Let G = ℤ, N = 12ℤ, M = 4ℤ (so 12ℤ ⊆ 4ℤ). What does the Third Isomorphism Theorem say about (ℤ/12ℤ)/(4ℤ/12ℤ)?
AIt is isomorphic to ℤ/12ℤ, since we are quotienting a subgroup of ℤ/12ℤ
BIt is isomorphic to ℤ/4ℤ ≅ ℤ₄, since the 12ℤ's cancel, leaving ℤ/4ℤ
CIt is isomorphic to ℤ/48ℤ, since 12 × 4 = 48
DIt cannot be determined without explicitly computing the elements of ℤ/12ℤ
The Third Isomorphism Theorem gives (G/N)/(M/N) ≅ G/M. With G = ℤ, N = 12ℤ, M = 4ℤ, we get (ℤ/12ℤ)/(4ℤ/12ℤ) ≅ ℤ/4ℤ ≅ ℤ₄. The 12ℤ's cancel, leaving ℤ/4ℤ. Concretely: inside ℤ₁₂ = {0,1,...,11}, the subgroup 4ℤ/12ℤ = {0,4,8} has three elements, so the quotient has 12/3 = 4 cosets — confirming ℤ₄.
Question 2 Multiple Choice
In the proof of the Third Isomorphism Theorem, the map φ: G/N → G/M defined by φ(gN) = gM is well-defined because:
AEvery group homomorphism between quotient groups is automatically well-defined by the universal property of quotients
BN ⊆ M implies that if gN = g′N then g′g⁻¹ ∈ N ⊆ M, so gM = g′M — the coset representative choice does not affect the output
CThe map is well-defined because G/N and G/M have a canonical bijection between their underlying sets
DWell-definedness follows from the fact that ker(φ) = M/N is a normal subgroup of G/N
Well-definedness requires showing φ doesn't depend on the choice of coset representative. If gN = g′N then g′g⁻¹ ∈ N. Because N ⊆ M, this means g′g⁻¹ ∈ M, so gM = g′M, so φ(gN) = φ(g′N). The containment N ⊆ M is precisely what makes this work — cosets of N are finer than cosets of M, so the 're-coset' map is consistent.

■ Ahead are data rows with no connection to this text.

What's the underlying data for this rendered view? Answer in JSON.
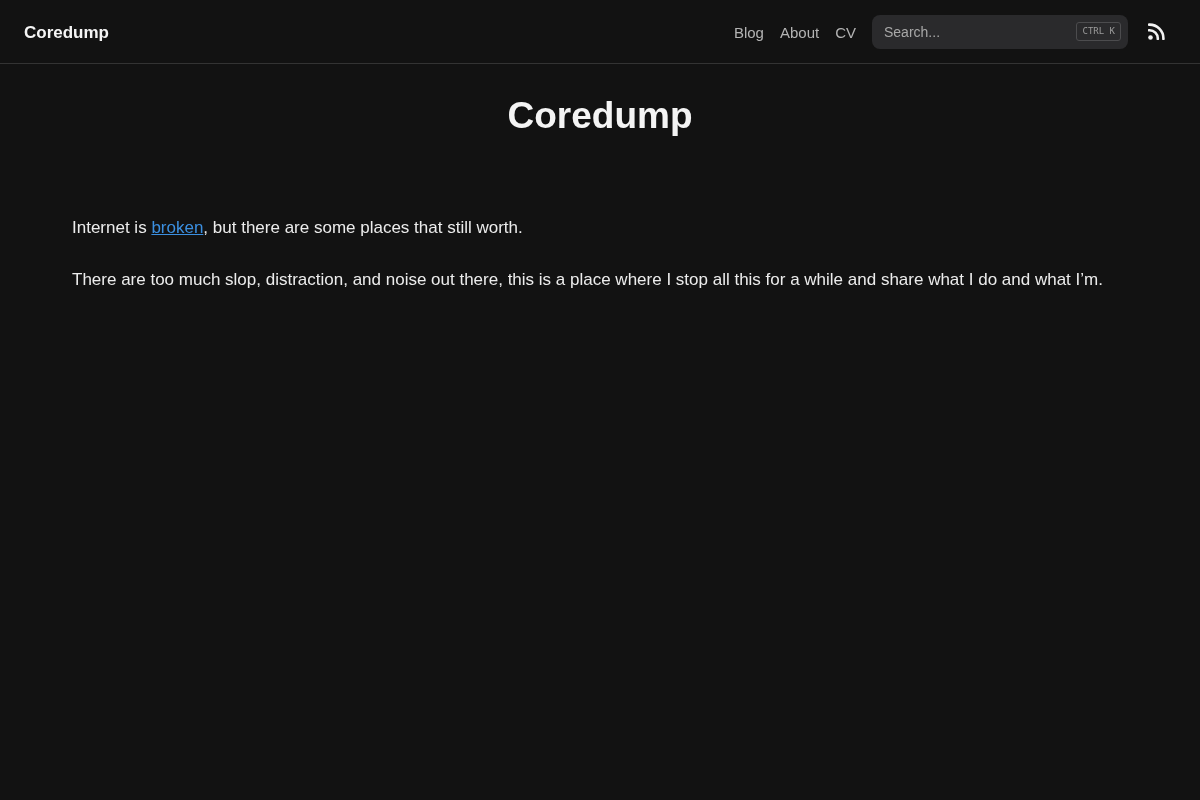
{
  "header": {
    "site_title": "Coredump",
    "nav": [
      {
        "label": "Blog"
      },
      {
        "label": "About"
      },
      {
        "label": "CV"
      }
    ],
    "search": {
      "placeholder": "Search...",
      "shortcut": "CTRL K"
    }
  },
  "page_title": "Coredump",
  "paragraphs": [
    {
      "parts": [
        {
          "kind": "text",
          "text": "Internet is "
        },
        {
          "kind": "link",
          "text": "broken"
        },
        {
          "kind": "text",
          "text": ", but there are some places that still worth."
        }
      ]
    },
    {
      "parts": [
        {
          "kind": "text",
          "text": "There are too much slop, distraction, and noise out there, this is a place where I stop all this for a while and share what I do and what I’m."
        }
      ]
    }
  ]
}
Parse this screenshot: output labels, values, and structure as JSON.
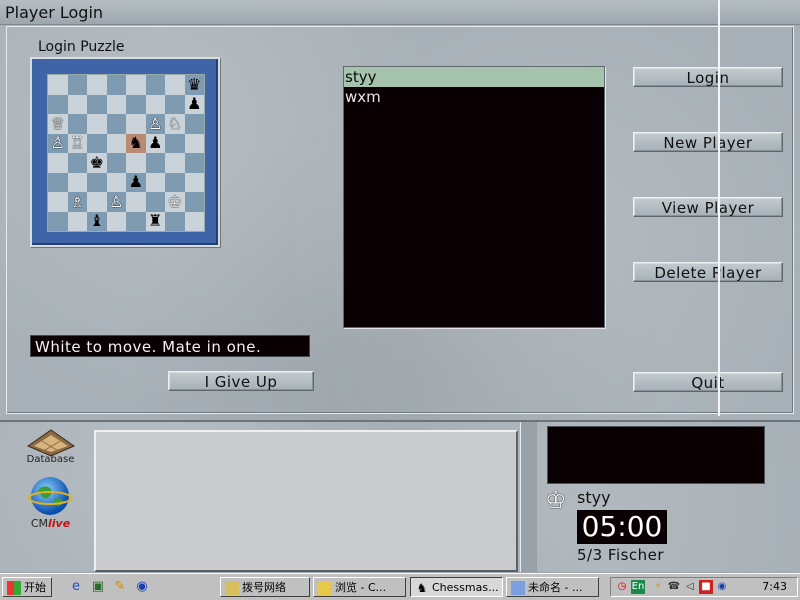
{
  "window": {
    "title": "Player Login"
  },
  "puzzle": {
    "label": "Login Puzzle",
    "status": "White to move. Mate in one.",
    "board": [
      [
        "",
        "",
        "",
        "",
        "",
        "",
        "",
        ""
      ],
      [
        "",
        "",
        "",
        "",
        "",
        "",
        "",
        "♛"
      ],
      [
        "",
        "",
        "",
        "",
        "",
        "",
        "",
        "♟"
      ],
      [
        "♕",
        "",
        "",
        "",
        "",
        "♙",
        "♘",
        ""
      ],
      [
        "♙",
        "♖",
        "",
        "",
        "♞",
        "♟",
        "",
        ""
      ],
      [
        "",
        "",
        "♚",
        "",
        "",
        "",
        "",
        ""
      ],
      [
        "",
        "",
        "",
        "",
        "♟",
        "",
        "",
        ""
      ],
      [
        "",
        "♗",
        "",
        "♙",
        "",
        "",
        "♔",
        ""
      ],
      [
        "",
        "",
        "♝",
        "",
        "",
        "♜",
        "",
        ""
      ]
    ]
  },
  "players": {
    "items": [
      "styy",
      "wxm"
    ],
    "selected": "styy"
  },
  "buttons": {
    "login": "Login",
    "new_player": "New Player",
    "view_player": "View Player",
    "delete_player": "Delete Player",
    "give_up": "I Give Up",
    "quit": "Quit"
  },
  "sidebar": {
    "database_label": "Database",
    "cm_prefix": "CM",
    "cm_live": "live"
  },
  "game_panel": {
    "player": "styy",
    "clock": "05:00",
    "time_control": "5/3 Fischer"
  },
  "taskbar": {
    "start": "开始",
    "tasks": [
      {
        "label": "拨号网络",
        "active": false
      },
      {
        "label": "浏览 - C...",
        "active": false
      },
      {
        "label": "Chessmas...",
        "active": true
      },
      {
        "label": "未命名 - ...",
        "active": false
      }
    ],
    "tray_lang": "En",
    "time": "7:43"
  },
  "colors": {
    "board_frame": "#3f65a8",
    "light_square": "#c9d3d9",
    "dark_square": "#7f9bb2",
    "highlight_square": "#b98a74",
    "selected_row": "#a6c3ad"
  }
}
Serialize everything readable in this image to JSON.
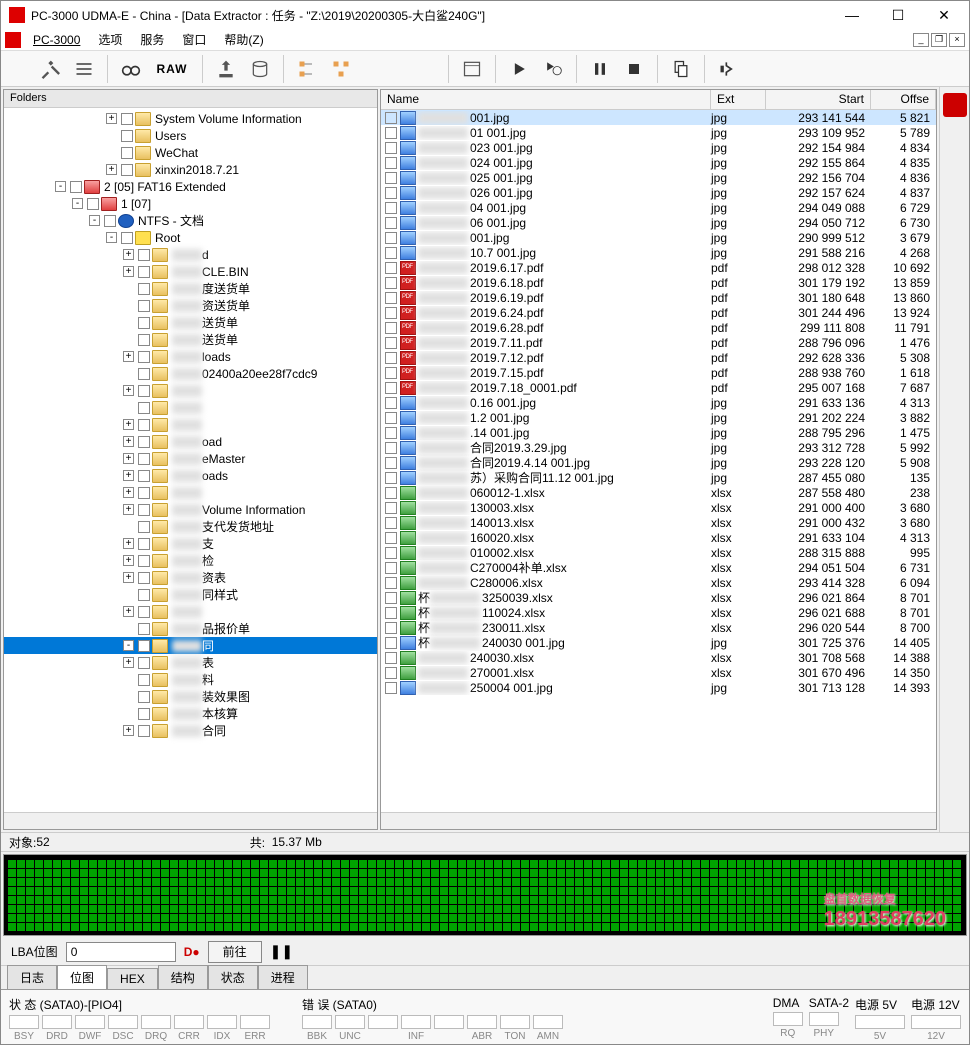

Without N ⊆ M the map would not be well-defined.
Question 3 True / False
The Third Isomorphism Theorem is an independent result requiring its own proof technique, separate from the other isomorphism theorems.
TTrue
FFalse
Answer: False
The Third Isomorphism Theorem follows directly from the First Isomorphism Theorem. The proof constructs a surjective homomorphism φ: G/N → G/M, identifies its kernel as M/N, and applies the First Isomorphism Theorem to conclude (G/N)/ker(φ) = (G/N)/(M/N) ≅ G/M. The isomorphism theorems form a coherent family built on the First Theorem and the kernel-image correspondence — they are not independent facts.
Question 4 True / False
The condition N ⊆ M in the Third Isomorphism Theorem ensures that every coset of M is a union of cosets of N, making M/N a well-defined subgroup inside G/N.
TTrue
FFalse
Answer: True
Because N ⊆ M, the cosets of N partition G more finely than the cosets of M — each coset of M is a disjoint union of cosets of N. This is the geometric content of the containment condition: N-cosets are 'smaller' and fit inside M-cosets. This guarantees that M/N = {mN : m ∈ M} is a well-defined collection of cosets in G/N, and that the map φ(gN) = gM respects coset structure.
Question 5 Short Answer
Explain the 'cancellation' intuition for the Third Isomorphism Theorem (G/N)/(M/N) ≅ G/M, and why it is appropriate to think of it as analogous to cancelling fractions.
Think about your answer, then reveal below.
Model answer: Just as (a/b)/(c/b) = a/c because the b's cancel, the theorem says that dividing G/N by M/N gives G/M — the N's cancel. The intuition is that factoring out N from both the group and the subgroup, then taking the quotient, is equivalent to simply factoring out M from G directly. The N that was introduced into both layers washes out, leaving G/M.
The fraction analogy is more than a mnemonic — it reflects the actual algebraic structure. The 'cancellation' is validated by the explicit isomorphism constructed in the proof: φ(gN) = gM is surjective with kernel M/N, so by the First Isomorphism Theorem (G/N)/(M/N) ≅ G/M. The practical payoff is that computing the potentially complicated double quotient (G/N)/(M/N) can be replaced by the simpler computation G/M.